Lee College’s Developmental Education Program was recently named one of eight finalists for the Texas Higher Education Coordinating (THECB) Board’s STAR Award. Established in 2001, the award recognizes exceptional contributions toward meeting one or more of the goals of Closing the Gaps by 2015, the THECB higher education plan adopted in Oct. 2000.
The annual competition began in May with a call for nominations. Nominees then submitted applications, which were reviewed by an internal staff panel at THECB. A preliminary list of finalists were submitted to the Commissioner of Higher Education and Chair of the Coordinating Board, who then determined the actual finalists.
In the next phase of the competition, an External Review Panel consisting of three Coordinating Board members, three Texas business and community leaders, and three out-of-state higher education experts, will review all finalist applications and select the award recipient.
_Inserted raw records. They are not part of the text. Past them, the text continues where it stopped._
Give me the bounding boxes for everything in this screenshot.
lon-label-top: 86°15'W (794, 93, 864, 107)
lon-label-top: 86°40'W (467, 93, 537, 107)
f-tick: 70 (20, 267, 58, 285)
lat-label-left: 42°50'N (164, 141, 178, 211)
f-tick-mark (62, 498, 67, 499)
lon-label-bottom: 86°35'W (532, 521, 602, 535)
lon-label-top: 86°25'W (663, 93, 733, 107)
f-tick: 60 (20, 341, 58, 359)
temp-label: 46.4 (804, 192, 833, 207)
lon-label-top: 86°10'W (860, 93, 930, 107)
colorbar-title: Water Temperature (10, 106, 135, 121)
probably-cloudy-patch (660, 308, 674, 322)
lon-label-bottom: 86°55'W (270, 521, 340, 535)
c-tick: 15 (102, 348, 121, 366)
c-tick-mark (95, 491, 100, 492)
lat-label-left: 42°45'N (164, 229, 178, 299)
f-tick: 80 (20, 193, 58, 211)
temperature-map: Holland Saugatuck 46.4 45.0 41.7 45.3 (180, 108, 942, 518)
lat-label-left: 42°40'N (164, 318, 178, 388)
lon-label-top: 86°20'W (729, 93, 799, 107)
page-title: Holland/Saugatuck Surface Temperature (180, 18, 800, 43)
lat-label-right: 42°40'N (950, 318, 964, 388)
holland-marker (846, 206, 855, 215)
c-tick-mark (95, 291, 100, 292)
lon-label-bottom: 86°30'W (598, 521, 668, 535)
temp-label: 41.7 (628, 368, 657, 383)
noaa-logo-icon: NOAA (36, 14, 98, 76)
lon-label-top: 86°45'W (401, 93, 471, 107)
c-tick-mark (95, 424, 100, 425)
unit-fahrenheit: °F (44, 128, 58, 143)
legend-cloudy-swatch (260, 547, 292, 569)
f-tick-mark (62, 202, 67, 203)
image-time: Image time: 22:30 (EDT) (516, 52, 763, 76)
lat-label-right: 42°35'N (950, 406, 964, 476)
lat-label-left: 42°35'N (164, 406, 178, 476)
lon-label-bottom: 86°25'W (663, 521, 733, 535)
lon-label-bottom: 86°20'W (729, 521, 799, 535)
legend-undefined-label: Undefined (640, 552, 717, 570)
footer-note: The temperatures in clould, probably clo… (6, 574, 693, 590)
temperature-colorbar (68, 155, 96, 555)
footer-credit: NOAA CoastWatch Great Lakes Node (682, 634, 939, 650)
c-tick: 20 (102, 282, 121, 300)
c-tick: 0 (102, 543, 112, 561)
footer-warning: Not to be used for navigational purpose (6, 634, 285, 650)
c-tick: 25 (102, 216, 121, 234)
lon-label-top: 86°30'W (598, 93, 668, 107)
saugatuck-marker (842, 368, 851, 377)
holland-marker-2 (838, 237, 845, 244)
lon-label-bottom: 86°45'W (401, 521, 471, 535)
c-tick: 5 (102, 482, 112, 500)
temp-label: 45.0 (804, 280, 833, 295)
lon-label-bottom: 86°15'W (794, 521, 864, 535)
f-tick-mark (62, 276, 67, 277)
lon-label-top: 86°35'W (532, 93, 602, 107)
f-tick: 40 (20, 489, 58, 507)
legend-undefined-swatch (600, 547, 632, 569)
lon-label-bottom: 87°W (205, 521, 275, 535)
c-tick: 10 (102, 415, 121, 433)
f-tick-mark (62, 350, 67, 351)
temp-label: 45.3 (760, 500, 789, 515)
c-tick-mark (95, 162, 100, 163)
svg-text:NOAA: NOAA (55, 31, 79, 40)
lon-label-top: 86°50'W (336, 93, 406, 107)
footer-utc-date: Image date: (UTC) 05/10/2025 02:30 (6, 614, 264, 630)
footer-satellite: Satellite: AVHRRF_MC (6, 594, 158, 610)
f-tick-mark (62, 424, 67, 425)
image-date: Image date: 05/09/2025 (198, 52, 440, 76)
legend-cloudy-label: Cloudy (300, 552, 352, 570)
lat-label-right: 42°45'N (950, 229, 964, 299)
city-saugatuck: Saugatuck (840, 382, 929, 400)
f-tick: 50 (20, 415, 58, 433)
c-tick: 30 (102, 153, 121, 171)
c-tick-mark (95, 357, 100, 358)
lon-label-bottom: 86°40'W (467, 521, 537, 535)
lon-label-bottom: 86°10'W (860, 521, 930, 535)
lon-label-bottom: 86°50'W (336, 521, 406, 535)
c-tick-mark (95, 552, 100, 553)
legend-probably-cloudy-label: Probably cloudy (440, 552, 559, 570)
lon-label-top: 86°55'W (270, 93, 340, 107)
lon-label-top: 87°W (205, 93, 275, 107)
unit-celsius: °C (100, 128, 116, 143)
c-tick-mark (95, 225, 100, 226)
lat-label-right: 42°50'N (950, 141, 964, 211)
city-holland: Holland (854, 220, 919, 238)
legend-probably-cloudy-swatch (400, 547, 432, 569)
This year’s winner will be announced at the 12th Annual Star Awards Ceremony and Luncheon, to be held Thursday, Oct. 4, in Austin.
“The Star Award recognizes institutions, programs and partnerships that have worked to improve the accessibility and quality of education in Texas by increasing student enrollment and graduation, as well as improving the quality of educational programs,” said Dr. Cathy Kemper, vice president of learning at Lee College. “To have made it to this point in the competition and be recognized at the state level for our efforts in restructuring our Developmental Education Program is indeed gratifying.”
As program focused on students not yet prepared for college-level courses, Dr. Kemper says Developmental Education was once plagued by high enrollment and low success rates.
“Before restructuring the program, the college studied developmental education data and research and concluded that a new, centralized Developmental Education Division would best meet the needs of our diverse student population,” she explained. “Efforts were placed on selecting a faculty leader and hiring instructors with experience, interest and coursework in remedial adult education. The instructors, in turn, worked as a team to develop strategies and initiatives for student success.”
Since being restructured in 2007, the program has experienced a 15-percent increase in overall student success and completion, she adds.
“Interventions, such as increasing the number of contact hours, adding fast-track courses and engaging learning strategies have increased success rates in Developmental Math, for example, to between 65 and 75 percent,” Dr. Kemper said. “Other changes, such as the addition of an embedded counselor, and a learning strategies course, have helped students manage the transition into a college environment.”
The results of these changes, she says, are not only measured by the double-digit improvements to success rates. “Our Developmental Education team is doing more than just helping students in the classroom; they are helping develop educated, gainfully employed and socially aware residents of our local community, and that is the greatest reward we could ask for.”